Arcos de la Frontera
Another picturesque hilltop, whitewashed village, Arcos sits atop steep cliffs overlooking a sharp turn of the Guadalete river, which flows on past Jerez before emptying into the Bay of Cádiz. Make your way up the streets to the old town’s main square and highest point, the Plaza del Cabildo. All four sides of the square contain something of interest: the duke’s castle, built on the site of an old Moorish alcázar; the Basílica de Santa María de la Asunción, built on the old Moorish mosque; the Parador de Arcos de la Frontera, part of a chain of luxury hotels run by the Spanish government located in historic buildings in towns around the country; and, finally, a mirador overlooking the river far below with a fine view towards the Iglesia de San Pedro.
For some traditional Andalusian fare, check out Taberna Jóvenes Flamencos.
Medina-Sidonia
The sleepy tranquility of Medina-Sidonia belies its historical significance as the seat of what was once among the richest and most powerful duchies in Europe. The Duke of Medina-Sidonia was a hereditary noble title that traced its origins back to Guzmán El Bueno, whose steadfast defense of Tarifa against a Moorish siege made him a legend of medieval Castille. The house of Medina-Sidonia amassed a great fortune before falling into disrepute through the misfortunes of Alonso Pérez de Guzmán, 7th Duke of Medina-Sidonia, who led the infamous Spanish Armada in its disastrous defeat at the hands of the British in 1588. Another more recent member of the line was Luisa Isabel Álvarez de Toledo, 21st Duchess of Medina-Sidonia, known popularly as La Duquesa Roja (The Red Duchess) for her lifelong devotion to left-wing, pro-democracy activism, for which she was imprisoned during the 1960s under the dictatorship of Francisco Franco.

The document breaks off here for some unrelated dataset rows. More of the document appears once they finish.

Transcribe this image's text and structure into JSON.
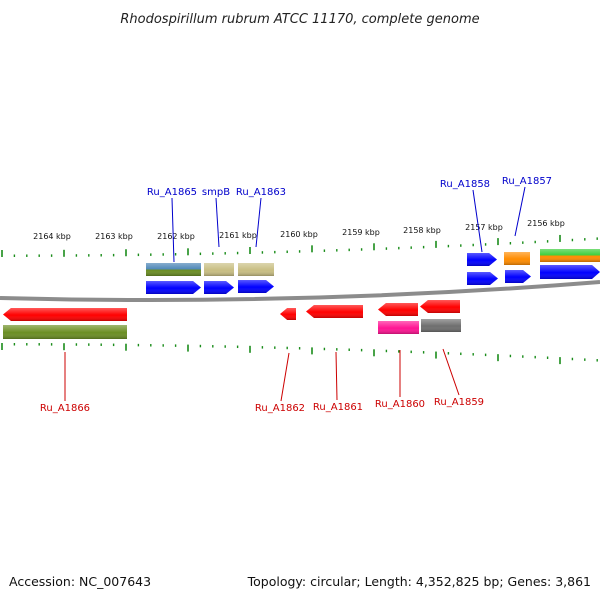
{
  "title": "Rhodospirillum rubrum ATCC 11170, complete genome",
  "footer": {
    "accession": "Accession: NC_007643",
    "summary": "Topology: circular; Length: 4,352,825 bp; Genes: 3,861"
  },
  "colors": {
    "forward_label": "#0000cc",
    "reverse_label": "#cc0000",
    "backbone": "#8c8c8c",
    "ticks": "#1a8c1a"
  },
  "scale": {
    "labels": [
      "2164 kbp",
      "2163 kbp",
      "2162 kbp",
      "2161 kbp",
      "2160 kbp",
      "2159 kbp",
      "2158 kbp",
      "2157 kbp",
      "2156 kbp"
    ]
  },
  "genes_forward": [
    {
      "label": "Ru_A1865",
      "color": "#0000ff"
    },
    {
      "label": "smpB",
      "color": "#0000ff"
    },
    {
      "label": "Ru_A1863",
      "color": "#0000ff"
    },
    {
      "label": "Ru_A1858",
      "color": "#0000ff"
    },
    {
      "label": "Ru_A1857",
      "color": "#0000ff"
    }
  ],
  "genes_reverse": [
    {
      "label": "Ru_A1866",
      "color": "#ff0000"
    },
    {
      "label": "Ru_A1862",
      "color": "#ff0000"
    },
    {
      "label": "Ru_A1861",
      "color": "#ff0000"
    },
    {
      "label": "Ru_A1860",
      "color": "#ff0000"
    },
    {
      "label": "Ru_A1859",
      "color": "#ff0000"
    }
  ],
  "features": [
    {
      "name": "feature-blue-olive",
      "color": "#4682b4",
      "color2": "#6b8e23"
    },
    {
      "name": "feature-khaki-1",
      "color": "#c8be82"
    },
    {
      "name": "feature-khaki-2",
      "color": "#c8be82"
    },
    {
      "name": "feature-orange",
      "color": "#ff8c00"
    },
    {
      "name": "feature-green-orange",
      "color": "#33cc33",
      "color2": "#ff8c00"
    },
    {
      "name": "feature-olive",
      "color": "#6b8e23"
    },
    {
      "name": "feature-magenta",
      "color": "#ff1493"
    },
    {
      "name": "feature-gray",
      "color": "#6e6e6e"
    }
  ]
}
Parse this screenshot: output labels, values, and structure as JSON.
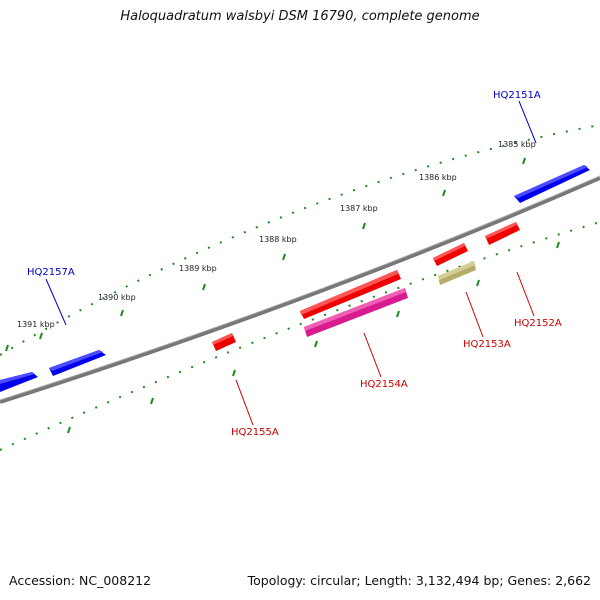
{
  "title": "Haloquadratum walsbyi DSM 16790, complete genome",
  "footer": {
    "accession": "Accession: NC_008212",
    "topology": "Topology: circular; Length: 3,132,494 bp; Genes: 2,662"
  },
  "colors": {
    "backbone": "#7a7a7a",
    "tick": "#1f8a1f",
    "forward_gene": "#0000ee",
    "reverse_gene": "#ee0000",
    "magenta_gene": "#d81b8f",
    "olive_gene": "#b5ad6a",
    "forward_label": "#0000cc",
    "reverse_label": "#cc0000"
  },
  "scale_labels": [
    "1385 kbp",
    "1386 kbp",
    "1387 kbp",
    "1388 kbp",
    "1389 kbp",
    "1390 kbp",
    "1391 kbp"
  ],
  "gene_labels": {
    "forward": [
      "HQ2151A",
      "HQ2157A"
    ],
    "reverse": [
      "HQ2152A",
      "HQ2153A",
      "HQ2154A",
      "HQ2155A"
    ]
  }
}
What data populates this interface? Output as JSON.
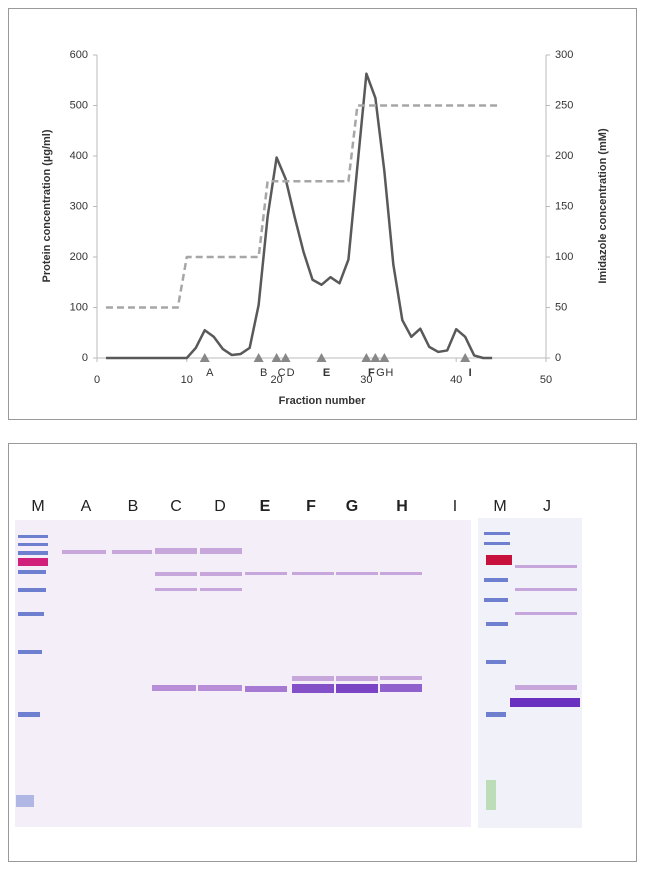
{
  "chart_data": {
    "type": "line",
    "xlabel": "Fraction number",
    "ylabel": "Protein concentration (µg/ml)",
    "y2label": "Imidazole concentration (mM)",
    "xlim": [
      0,
      50
    ],
    "xticks": [
      0,
      10,
      20,
      30,
      40,
      50
    ],
    "ylim": [
      0,
      600
    ],
    "yticks": [
      0,
      100,
      200,
      300,
      400,
      500,
      600
    ],
    "y2lim": [
      0,
      300
    ],
    "y2ticks": [
      0,
      50,
      100,
      150,
      200,
      250,
      300
    ],
    "grid": false,
    "series": [
      {
        "color": "#595959",
        "dash": false,
        "x": [
          1,
          2,
          3,
          4,
          5,
          6,
          7,
          8,
          9,
          10,
          11,
          12,
          13,
          14,
          15,
          16,
          17,
          18,
          19,
          20,
          21,
          22,
          23,
          24,
          25,
          26,
          27,
          28,
          29,
          30,
          31,
          32,
          33,
          34,
          35,
          36,
          37,
          38,
          39,
          40,
          41,
          42,
          43,
          44
        ],
        "values": [
          0,
          0,
          0,
          0,
          0,
          0,
          0,
          0,
          0,
          0,
          20,
          55,
          42,
          18,
          6,
          8,
          20,
          105,
          280,
          397,
          355,
          280,
          210,
          155,
          145,
          160,
          148,
          195,
          380,
          563,
          515,
          370,
          185,
          75,
          42,
          58,
          22,
          12,
          15,
          57,
          42,
          5,
          0,
          0
        ]
      },
      {
        "color": "#a6a6a6",
        "dash": true,
        "axis": "y2",
        "x": [
          1,
          9,
          10,
          18,
          19,
          28,
          29,
          45
        ],
        "values": [
          50,
          50,
          100,
          100,
          175,
          175,
          250,
          250
        ]
      }
    ],
    "markers": {
      "x": [
        12,
        18,
        20,
        21,
        25,
        30,
        31,
        32,
        41
      ],
      "labels": [
        "A",
        "B",
        "C",
        "D",
        "E",
        "F",
        "G",
        "H",
        "I"
      ]
    }
  },
  "gel": {
    "lanes": [
      "M",
      "A",
      "B",
      "C",
      "D",
      "E",
      "F",
      "G",
      "H",
      "I",
      "M",
      "J"
    ]
  }
}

Today, the town is a typical village of Andalucía, with its characteristic white houses and its panoramic views of the farmland that surrounds it. Take your time strolling around, and be sure to make your way up to the Iglesia de Santa María la Mayor as well as the ruins of the old castle.
Tarifa
Located at the entrance to the Strait of Gibraltar, separating the Atlantic Ocean from the Mediterranean Sea, Tarifa is the southernmost point not only of Iberia but of all of continental Europe, even farther south than the North African capitals of Algiers and Tunis. The Moroccan coast is clearly visible across the water, just nine miles (14 km) away.

Naturally, it was the site of plenty of action during the Muslim conquista and subsequent Christian reconquista of Iberia; but today, its location at the literal edge of Europe makes it an internationally renowned destination for windsports.

The wind is great for kite-surfing, but it has a spiritual component as well. In the Levante––the warm, dry wind that blows from the east––you can almost feel the air carried across from the North African coast, the same wind that carried the ships of the Moors who established their domain across the Iberian peninsula in the 8th century. Readers of Paulo Coelho’s The Alchemist will surely remember this wind, which the main character Santiago speaks with as he begins his journey from Tarifa.